ロボティック医療システム

このゼミでは、最先端の医療ロボットを実際に操作することができます。現代のように医療技術が高度化した現場では、より精密・正確な作業が求められていますが、医療ロボットにより医師たちはごく細い糸と針を使用して手術を行うことができたり、デジタル技術を駆使することで人工骨の整形を行うことができたりします。

2012年度夏学期は、実際に実習が行われたのは学期中わずか2回で、いずれも日曜日に開講されました。バイトや部活と重ならなければ誰でも難なく受講することができ、参加人数は全体で20名程度でした。

実習はいずれの回も3時間、本郷キャンパスで行われました。まずはじめに講義形式でその回に触れるロボットの解説がなされ、次に研究所に移動してロボット操作の体験をしました。

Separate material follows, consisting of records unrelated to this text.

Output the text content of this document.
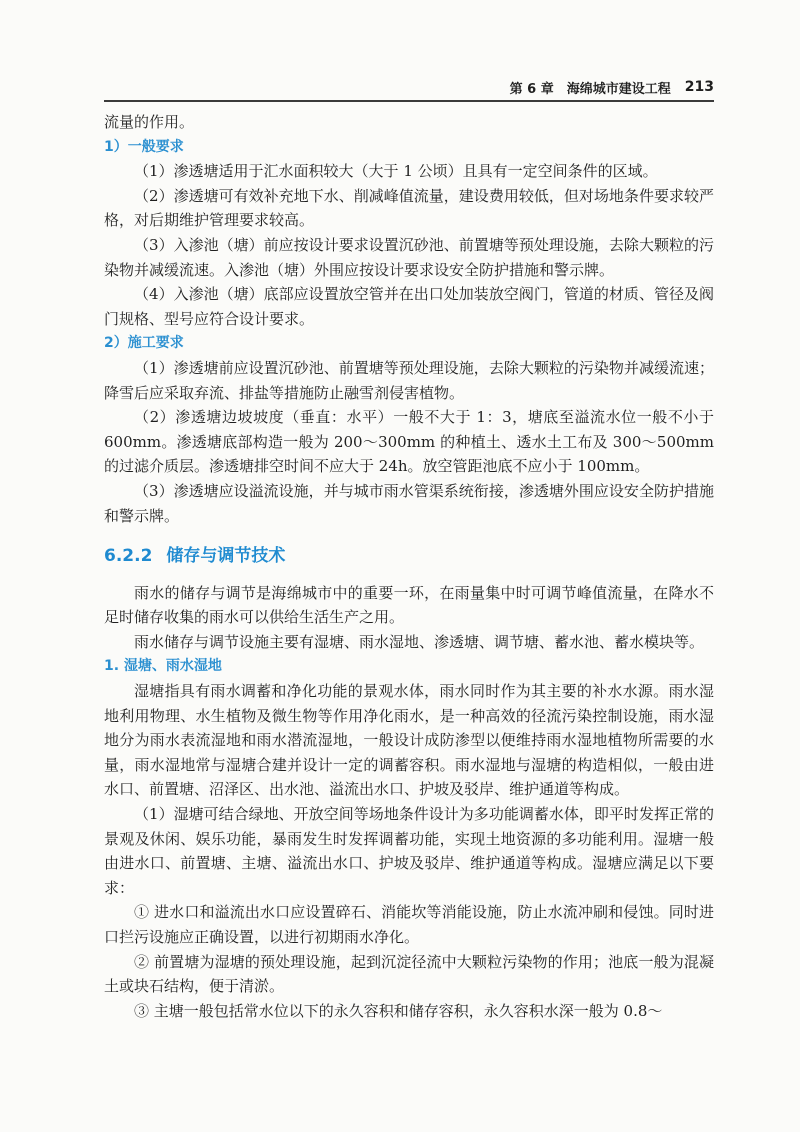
第 6 章　海绵城市建设工程 213

流量的作用。

1）一般要求

（1）渗透塘适用于汇水面积较大（大于 1 公顷）且具有一定空间条件的区域。

（2）渗透塘可有效补充地下水、削减峰值流量，建设费用较低，但对场地条件要求较严格，对后期维护管理要求较高。

（3）入渗池（塘）前应按设计要求设置沉砂池、前置塘等预处理设施，去除大颗粒的污染物并减缓流速。入渗池（塘）外围应按设计要求设安全防护措施和警示牌。

（4）入渗池（塘）底部应设置放空管并在出口处加装放空阀门，管道的材质、管径及阀门规格、型号应符合设计要求。

2）施工要求

（1）渗透塘前应设置沉砂池、前置塘等预处理设施，去除大颗粒的污染物并减缓流速；降雪后应采取弃流、排盐等措施防止融雪剂侵害植物。

（2）渗透塘边坡坡度（垂直：水平）一般不大于 1：3，塘底至溢流水位一般不小于 600mm。渗透塘底部构造一般为 200～300mm 的种植土、透水土工布及 300～500mm 的过滤介质层。渗透塘排空时间不应大于 24h。放空管距池底不应小于 100mm。

（3）渗透塘应设溢流设施，并与城市雨水管渠系统衔接，渗透塘外围应设安全防护措施和警示牌。

6.2.2 储存与调节技术

雨水的储存与调节是海绵城市中的重要一环，在雨量集中时可调节峰值流量，在降水不足时储存收集的雨水可以供给生活生产之用。

雨水储存与调节设施主要有湿塘、雨水湿地、渗透塘、调节塘、蓄水池、蓄水模块等。

1. 湿塘、雨水湿地

湿塘指具有雨水调蓄和净化功能的景观水体，雨水同时作为其主要的补水水源。雨水湿地利用物理、水生植物及微生物等作用净化雨水，是一种高效的径流污染控制设施，雨水湿地分为雨水表流湿地和雨水潜流湿地，一般设计成防渗型以便维持雨水湿地植物所需要的水量，雨水湿地常与湿塘合建并设计一定的调蓄容积。雨水湿地与湿塘的构造相似，一般由进水口、前置塘、沼泽区、出水池、溢流出水口、护坡及驳岸、维护通道等构成。

（1）湿塘可结合绿地、开放空间等场地条件设计为多功能调蓄水体，即平时发挥正常的景观及休闲、娱乐功能，暴雨发生时发挥调蓄功能，实现土地资源的多功能利用。湿塘一般由进水口、前置塘、主塘、溢流出水口、护坡及驳岸、维护通道等构成。湿塘应满足以下要求：

① 进水口和溢流出水口应设置碎石、消能坎等消能设施，防止水流冲刷和侵蚀。同时进口拦污设施应正确设置，以进行初期雨水净化。

② 前置塘为湿塘的预处理设施，起到沉淀径流中大颗粒污染物的作用；池底一般为混凝土或块石结构，便于清淤。

③ 主塘一般包括常水位以下的永久容积和储存容积，永久容积水深一般为 0.8～
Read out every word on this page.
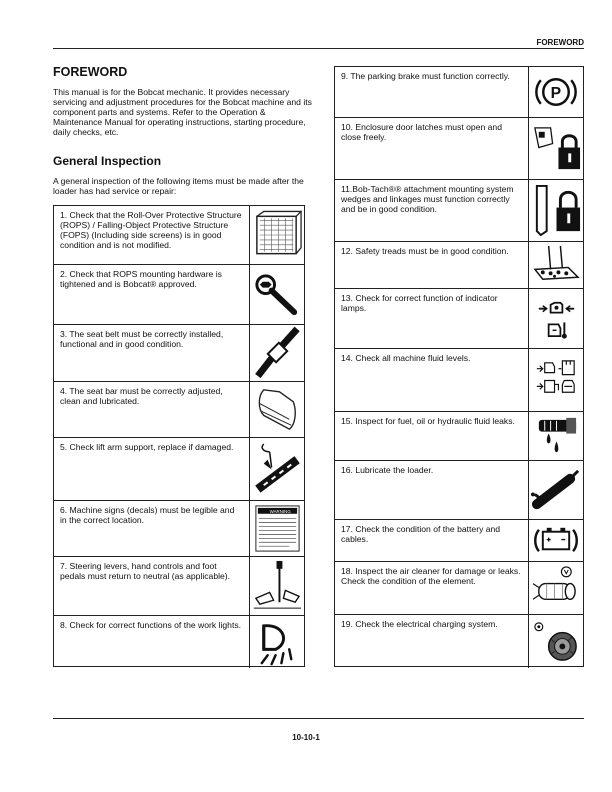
FOREWORD
FOREWORD
This manual is for the Bobcat mechanic. It provides necessary servicing and adjustment procedures for the Bobcat machine and its component parts and systems. Refer to the Operation & Maintenance Manual for operating instructions, starting procedure, daily checks, etc.
General Inspection
A general inspection of the following items must be made after the loader has had service or repair:
1. Check that the Roll-Over Protective Structure (ROPS) / Falling-Object Protective Structure (FOPS) (Including side screens) is in good condition and is not modified.
2. Check that ROPS mounting hardware is tightened and is Bobcat® approved.
3. The seat belt must be correctly installed, functional and in good condition.
4. The seat bar must be correctly adjusted, clean and lubricated.
5. Check lift arm support, replace if damaged.
6. Machine signs (decals) must be legible and in the correct location.
WARNING
7. Steering levers, hand controls and foot pedals must return to neutral (as applicable).
8. Check for correct functions of the work lights.
9. The parking brake must function correctly.
P
10. Enclosure door latches must open and close freely.
11.Bob-Tach®® attachment mounting system wedges and linkages must function correctly and be in good condition.
12. Safety treads must be in good condition.
13. Check for correct function of indicator lamps.
14. Check all machine fluid levels.
15. Inspect for fuel, oil or hydraulic fluid leaks.
16. Lubricate the loader.
17. Check the condition of the battery and cables.
18. Inspect the air cleaner for damage or leaks. Check the condition of the element.
19. Check the electrical charging system.
10-10-1
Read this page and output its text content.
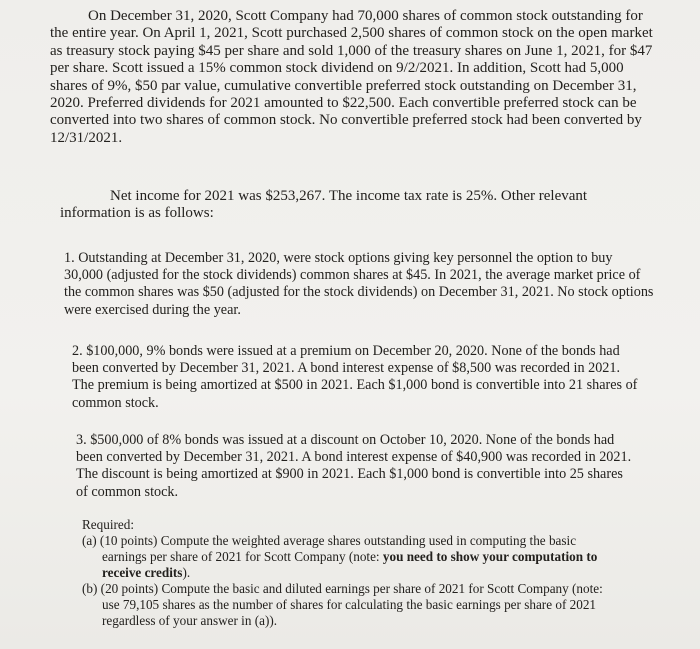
On December 31, 2020, Scott Company had 70,000 shares of common stock outstanding for the entire year. On April 1, 2021, Scott purchased 2,500 shares of common stock on the open market as treasury stock paying $45 per share and sold 1,000 of the treasury shares on June 1, 2021, for $47 per share. Scott issued a 15% common stock dividend on 9/2/2021. In addition, Scott had 5,000 shares of 9%, $50 par value, cumulative convertible preferred stock outstanding on December 31, 2020. Preferred dividends for 2021 amounted to $22,500. Each convertible preferred stock can be converted into two shares of common stock. No convertible preferred stock had been converted by 12/31/2021.

Net income for 2021 was $253,267. The income tax rate is 25%. Other relevant information is as follows:

1. Outstanding at December 31, 2020, were stock options giving key personnel the option to buy 30,000 (adjusted for the stock dividends) common shares at $45. In 2021, the average market price of the common shares was $50 (adjusted for the stock dividends) on December 31, 2021. No stock options were exercised during the year.

2. $100,000, 9% bonds were issued at a premium on December 20, 2020. None of the bonds had been converted by December 31, 2021. A bond interest expense of $8,500 was recorded in 2021. The premium is being amortized at $500 in 2021. Each $1,000 bond is convertible into 21 shares of common stock.

3. $500,000 of 8% bonds was issued at a discount on October 10, 2020. None of the bonds had been converted by December 31, 2021. A bond interest expense of $40,900 was recorded in 2021. The discount is being amortized at $900 in 2021. Each $1,000 bond is convertible into 25 shares of common stock.

Required:
(a) (10 points) Compute the weighted average shares outstanding used in computing the basic earnings per share of 2021 for Scott Company (note: you need to show your computation to receive credits).
(b) (20 points) Compute the basic and diluted earnings per share of 2021 for Scott Company (note: use 79,105 shares as the number of shares for calculating the basic earnings per share of 2021 regardless of your answer in (a)).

第1回目の実習では、スポンジを用いて実際に縫合の体験をしました。顕微鏡のようなものを覗き込み、極細の針を用いてスポンジに糸を通します。このときに使用するロボットはゼムクリップ型の装置を入力装置としており、人間の動きを何分の一かに縮めてロボットの動作として出力することで、操作主の手の微妙な震えをロボットの動作に反映させないようになっています。この自らの動きとロボット動作のずれはすぐに実感され、針に糸を通すことすら慣れが必要だと思われました。

第2回目の実習は、人工骨の整形体験でした。1本の骨の1点を固定しつつゆっくりと回転させ、数か所定めた骨上の基準点の挙動をロボットに計測させます。この計測結果を用いてコンピュータが整形量を計算し、整形が行われます。しかし動かす速さや回し方によっては誤差が生じてしまうため、この誤差をどれほどゼロに近づけるかが今後の課題だとのことでした。

授業の評価は、出席とレポートによりなされます。しかしレポートといっても大げさなものではなく、最終回に2回分のまとめとしての感想を書くだけのもので、全く負担にはならないでしょう。

医療ロボットに実際に触れる機会はとても貴重です。医工学や医療手術に興味のある方には、履修をお勧めします。